Her eyes would now follow you across the room. Then she smiled. Then she sat up. And at Jedidah’s going home party she fed herself (and the entire pediatric team!) cake.

A photo of a woman and a baby smiling at each other beside another photo of a man looking down at the baby he is holding and a woman smiling with joy

Chaplain Joyce Lokol holding baby Jedidah (left) Jedidah and her mom at their home after discharge (right)

“I never knew God worked like this.”

The interns had been praying every week for Jedidah.

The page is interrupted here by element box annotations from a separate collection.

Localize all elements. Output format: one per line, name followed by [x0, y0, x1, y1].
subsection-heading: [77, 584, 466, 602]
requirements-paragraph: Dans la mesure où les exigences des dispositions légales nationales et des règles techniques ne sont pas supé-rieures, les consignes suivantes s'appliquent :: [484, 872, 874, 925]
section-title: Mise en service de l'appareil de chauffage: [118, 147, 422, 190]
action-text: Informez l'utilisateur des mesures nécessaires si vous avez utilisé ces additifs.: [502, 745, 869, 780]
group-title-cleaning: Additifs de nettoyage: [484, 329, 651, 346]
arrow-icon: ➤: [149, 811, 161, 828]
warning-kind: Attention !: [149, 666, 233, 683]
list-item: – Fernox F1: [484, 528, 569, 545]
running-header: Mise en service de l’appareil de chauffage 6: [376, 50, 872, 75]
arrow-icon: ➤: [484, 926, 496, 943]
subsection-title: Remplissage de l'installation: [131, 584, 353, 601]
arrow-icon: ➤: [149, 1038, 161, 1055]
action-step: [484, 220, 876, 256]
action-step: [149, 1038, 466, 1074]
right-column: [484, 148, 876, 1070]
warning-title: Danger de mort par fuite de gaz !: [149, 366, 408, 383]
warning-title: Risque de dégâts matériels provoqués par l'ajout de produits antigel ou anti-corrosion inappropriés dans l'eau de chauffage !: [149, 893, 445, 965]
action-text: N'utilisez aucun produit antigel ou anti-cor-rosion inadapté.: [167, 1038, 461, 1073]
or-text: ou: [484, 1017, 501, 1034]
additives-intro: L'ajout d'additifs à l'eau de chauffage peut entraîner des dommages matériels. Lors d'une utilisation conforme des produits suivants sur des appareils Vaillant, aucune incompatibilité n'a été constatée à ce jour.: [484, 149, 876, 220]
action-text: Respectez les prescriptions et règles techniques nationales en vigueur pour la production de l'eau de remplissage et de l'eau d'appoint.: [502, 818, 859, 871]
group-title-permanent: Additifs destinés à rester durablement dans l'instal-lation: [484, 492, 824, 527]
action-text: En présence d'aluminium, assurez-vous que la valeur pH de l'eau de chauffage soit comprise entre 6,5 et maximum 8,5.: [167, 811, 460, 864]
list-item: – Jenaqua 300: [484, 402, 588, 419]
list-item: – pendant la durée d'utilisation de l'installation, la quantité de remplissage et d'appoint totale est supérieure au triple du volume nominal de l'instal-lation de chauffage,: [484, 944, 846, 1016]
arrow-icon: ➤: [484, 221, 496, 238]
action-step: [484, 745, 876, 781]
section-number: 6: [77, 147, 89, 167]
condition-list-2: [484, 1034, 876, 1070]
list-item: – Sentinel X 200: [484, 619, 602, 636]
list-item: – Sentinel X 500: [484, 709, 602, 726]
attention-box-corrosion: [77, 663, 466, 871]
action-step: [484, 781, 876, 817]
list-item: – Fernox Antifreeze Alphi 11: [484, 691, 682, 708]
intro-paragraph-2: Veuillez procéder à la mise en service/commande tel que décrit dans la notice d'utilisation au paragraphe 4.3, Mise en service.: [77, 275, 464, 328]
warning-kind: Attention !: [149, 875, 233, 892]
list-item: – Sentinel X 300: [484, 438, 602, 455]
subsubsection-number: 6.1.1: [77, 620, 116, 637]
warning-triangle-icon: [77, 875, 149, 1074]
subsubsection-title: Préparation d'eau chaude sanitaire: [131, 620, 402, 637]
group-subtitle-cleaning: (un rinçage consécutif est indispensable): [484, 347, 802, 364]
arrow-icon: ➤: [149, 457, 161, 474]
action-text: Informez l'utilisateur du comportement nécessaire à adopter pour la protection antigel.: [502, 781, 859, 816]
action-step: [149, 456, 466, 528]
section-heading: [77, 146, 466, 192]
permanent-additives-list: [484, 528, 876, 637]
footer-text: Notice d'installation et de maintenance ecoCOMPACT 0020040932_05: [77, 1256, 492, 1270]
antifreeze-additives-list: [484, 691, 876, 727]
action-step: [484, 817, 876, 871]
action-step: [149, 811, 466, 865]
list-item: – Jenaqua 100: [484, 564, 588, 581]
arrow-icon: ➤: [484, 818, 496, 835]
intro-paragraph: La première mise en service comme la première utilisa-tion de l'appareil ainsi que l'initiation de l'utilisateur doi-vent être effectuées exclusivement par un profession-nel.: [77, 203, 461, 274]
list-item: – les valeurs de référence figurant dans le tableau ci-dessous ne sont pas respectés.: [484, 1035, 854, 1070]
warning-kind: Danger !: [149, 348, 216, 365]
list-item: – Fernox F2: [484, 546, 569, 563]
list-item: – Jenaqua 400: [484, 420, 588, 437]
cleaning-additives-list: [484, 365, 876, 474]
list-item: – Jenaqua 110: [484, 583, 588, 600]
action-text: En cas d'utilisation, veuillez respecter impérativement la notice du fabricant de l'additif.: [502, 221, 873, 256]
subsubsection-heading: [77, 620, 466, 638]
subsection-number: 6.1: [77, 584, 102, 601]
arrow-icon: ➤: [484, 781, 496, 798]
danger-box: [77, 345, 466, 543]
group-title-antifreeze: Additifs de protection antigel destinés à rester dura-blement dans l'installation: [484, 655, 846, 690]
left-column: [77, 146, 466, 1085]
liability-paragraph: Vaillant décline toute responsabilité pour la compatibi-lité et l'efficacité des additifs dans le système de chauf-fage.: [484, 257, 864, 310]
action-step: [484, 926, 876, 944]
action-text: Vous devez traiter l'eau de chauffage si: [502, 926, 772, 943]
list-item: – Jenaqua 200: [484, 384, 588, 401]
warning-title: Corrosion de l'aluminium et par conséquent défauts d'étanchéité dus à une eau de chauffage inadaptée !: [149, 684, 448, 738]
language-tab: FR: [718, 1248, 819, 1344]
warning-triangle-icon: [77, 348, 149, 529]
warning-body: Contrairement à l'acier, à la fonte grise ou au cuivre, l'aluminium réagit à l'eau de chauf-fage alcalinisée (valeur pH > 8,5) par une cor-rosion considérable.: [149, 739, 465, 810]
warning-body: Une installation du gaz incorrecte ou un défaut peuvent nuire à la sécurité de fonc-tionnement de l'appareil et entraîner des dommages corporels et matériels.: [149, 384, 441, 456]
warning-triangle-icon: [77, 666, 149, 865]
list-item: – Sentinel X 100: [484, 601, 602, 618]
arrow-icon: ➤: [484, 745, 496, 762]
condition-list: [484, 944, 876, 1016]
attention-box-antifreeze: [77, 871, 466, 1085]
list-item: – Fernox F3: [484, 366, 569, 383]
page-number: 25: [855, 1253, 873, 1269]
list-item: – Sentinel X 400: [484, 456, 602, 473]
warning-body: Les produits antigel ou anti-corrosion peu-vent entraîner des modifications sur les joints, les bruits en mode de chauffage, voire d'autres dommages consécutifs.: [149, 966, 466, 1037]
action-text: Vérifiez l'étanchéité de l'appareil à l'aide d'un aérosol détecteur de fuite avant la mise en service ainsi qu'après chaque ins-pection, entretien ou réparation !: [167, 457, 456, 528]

Every morning during the pediatric team’s devotions, Silas would pray for Jedidah.

After her seemingly inexplicable recovery, and now as he works post-internship with the pediatric team at Tenwek, Silas tells us that Jedidah’s illness and life and the prayers surrounding both have made him realize that God is still working in miraculous ways, that He is able to accomplish infinitely more than all we ask or imagine.

To him be glory in the church and in Christ Jesus throughout all generations, forever and ever. Amen.  Ephesians 3:20–21 (NIV)

ACTION STEP

PRAY: Jedidah’s story is just one of the many ways we’ve seen God show up in response to the prayers of His people. We believe that He will continue to listen and move as we pray. Will you pray bold prayers with us, asking God to do great things for His glory?